Aims Olodaterol is an orally inhaled β 2 ‐agonist for treatment of chronic obstructive pulmonary disease (COPD). The aims of this population pharmacokinetic (PK) analysis were: (1) to investigate systemic PK and thereby make inferences about pulmonary PK in asthmatic patients, COPD patients and healthy volunteers, and (2) to assess whether differences in pulmonary efficacy might be expected based on pulmonary PK characteristics. Methods Plasma and urine data after olodaterol inhalation were available from six clinical trials comprising 710 patients and healthy volunteers (single and multiple dosing). To investigate the relevance of covariates, full fixed‐effect modelling was applied based on a previously developed healthy volunteer systemic disposition model. Results A pulmonary model with three parallel absorption processes best described PK after inhalation in patients. The pulmonary bioavailable fraction (PBIO) was 48.7% (46.1–51.3%, 95% confidence interval) in asthma, and 53.6% (51.1–56.2%) in COPD. In asthma 87.2% (85.4–88.8%) of PBIO was slowly absorbed with an absorption half‐life of 18.5 h (16.3–21.4 h), whereas in COPD 80.1% (78.0–82.2%) was absorbed with a half‐life of 37.8 h (31.1–47.8 h).
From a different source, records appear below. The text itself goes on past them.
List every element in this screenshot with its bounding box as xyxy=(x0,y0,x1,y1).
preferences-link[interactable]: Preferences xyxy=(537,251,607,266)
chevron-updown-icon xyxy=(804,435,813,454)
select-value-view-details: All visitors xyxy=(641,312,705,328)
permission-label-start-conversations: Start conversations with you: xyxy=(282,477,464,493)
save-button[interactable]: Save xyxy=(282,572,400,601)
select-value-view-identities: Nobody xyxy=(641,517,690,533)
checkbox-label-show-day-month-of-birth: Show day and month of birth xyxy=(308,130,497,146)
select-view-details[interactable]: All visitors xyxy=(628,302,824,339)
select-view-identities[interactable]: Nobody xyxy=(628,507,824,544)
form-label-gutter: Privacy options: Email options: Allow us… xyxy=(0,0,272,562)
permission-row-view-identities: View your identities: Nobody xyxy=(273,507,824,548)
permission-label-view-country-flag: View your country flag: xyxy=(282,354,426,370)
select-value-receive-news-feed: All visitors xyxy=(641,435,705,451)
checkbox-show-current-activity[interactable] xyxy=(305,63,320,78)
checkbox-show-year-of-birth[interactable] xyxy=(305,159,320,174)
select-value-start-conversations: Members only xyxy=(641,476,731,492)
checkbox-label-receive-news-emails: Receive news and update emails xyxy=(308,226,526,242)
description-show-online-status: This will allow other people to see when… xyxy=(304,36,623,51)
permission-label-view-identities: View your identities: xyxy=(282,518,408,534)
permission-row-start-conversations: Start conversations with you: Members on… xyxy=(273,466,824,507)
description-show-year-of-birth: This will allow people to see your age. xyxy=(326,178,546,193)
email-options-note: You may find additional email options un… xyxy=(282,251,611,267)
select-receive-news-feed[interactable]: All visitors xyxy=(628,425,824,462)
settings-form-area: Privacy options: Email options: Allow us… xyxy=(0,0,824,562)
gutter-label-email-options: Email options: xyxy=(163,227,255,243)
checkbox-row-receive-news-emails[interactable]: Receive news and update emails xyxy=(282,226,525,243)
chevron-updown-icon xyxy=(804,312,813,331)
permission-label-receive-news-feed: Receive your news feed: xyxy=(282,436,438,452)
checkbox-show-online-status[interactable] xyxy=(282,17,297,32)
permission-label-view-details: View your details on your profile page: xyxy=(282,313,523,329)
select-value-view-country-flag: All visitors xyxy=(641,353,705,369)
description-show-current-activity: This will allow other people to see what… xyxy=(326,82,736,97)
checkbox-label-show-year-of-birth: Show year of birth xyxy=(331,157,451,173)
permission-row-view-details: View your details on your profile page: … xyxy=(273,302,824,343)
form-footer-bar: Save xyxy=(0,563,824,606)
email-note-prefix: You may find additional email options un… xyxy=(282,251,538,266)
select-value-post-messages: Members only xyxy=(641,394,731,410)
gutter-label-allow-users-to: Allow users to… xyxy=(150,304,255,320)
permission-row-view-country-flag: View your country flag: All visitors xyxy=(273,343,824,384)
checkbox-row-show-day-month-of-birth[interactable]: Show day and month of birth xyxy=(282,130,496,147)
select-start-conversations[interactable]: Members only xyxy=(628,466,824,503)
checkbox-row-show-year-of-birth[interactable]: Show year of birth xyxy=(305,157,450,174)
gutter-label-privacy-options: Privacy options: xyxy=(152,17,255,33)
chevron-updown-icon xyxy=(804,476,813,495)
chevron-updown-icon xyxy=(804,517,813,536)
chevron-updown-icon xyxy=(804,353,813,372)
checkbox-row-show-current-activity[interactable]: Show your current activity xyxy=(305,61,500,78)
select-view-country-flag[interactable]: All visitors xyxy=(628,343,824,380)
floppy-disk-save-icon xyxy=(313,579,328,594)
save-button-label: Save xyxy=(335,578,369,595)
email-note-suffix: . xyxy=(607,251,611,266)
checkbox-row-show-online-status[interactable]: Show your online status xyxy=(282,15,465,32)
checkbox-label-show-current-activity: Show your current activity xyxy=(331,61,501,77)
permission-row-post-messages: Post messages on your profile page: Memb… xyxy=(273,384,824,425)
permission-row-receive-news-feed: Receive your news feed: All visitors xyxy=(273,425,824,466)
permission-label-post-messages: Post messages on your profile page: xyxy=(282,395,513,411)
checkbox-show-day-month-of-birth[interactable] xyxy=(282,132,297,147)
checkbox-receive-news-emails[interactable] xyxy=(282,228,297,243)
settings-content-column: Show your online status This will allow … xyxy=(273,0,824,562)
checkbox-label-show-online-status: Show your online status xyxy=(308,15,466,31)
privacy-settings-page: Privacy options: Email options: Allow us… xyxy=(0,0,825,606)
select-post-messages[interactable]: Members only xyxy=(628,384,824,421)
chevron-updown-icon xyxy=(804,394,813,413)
In healthy volunteers absorption was faster, with a half‐life of 18.5 h (16.3–21.4 h) of the slowest absorbed process, which characterized 74.6% (69.1–80.2%) of PBIO. Conclusions The modelling approach successfully described data after olodaterol inhalation in patients and healthy volunteers. Slow pulmonary absorption was demonstrated both in asthma and COPD. Absorption characteristics after olodaterol inhalation indicated even more beneficial lung targeting in patients compared to healthy volunteers.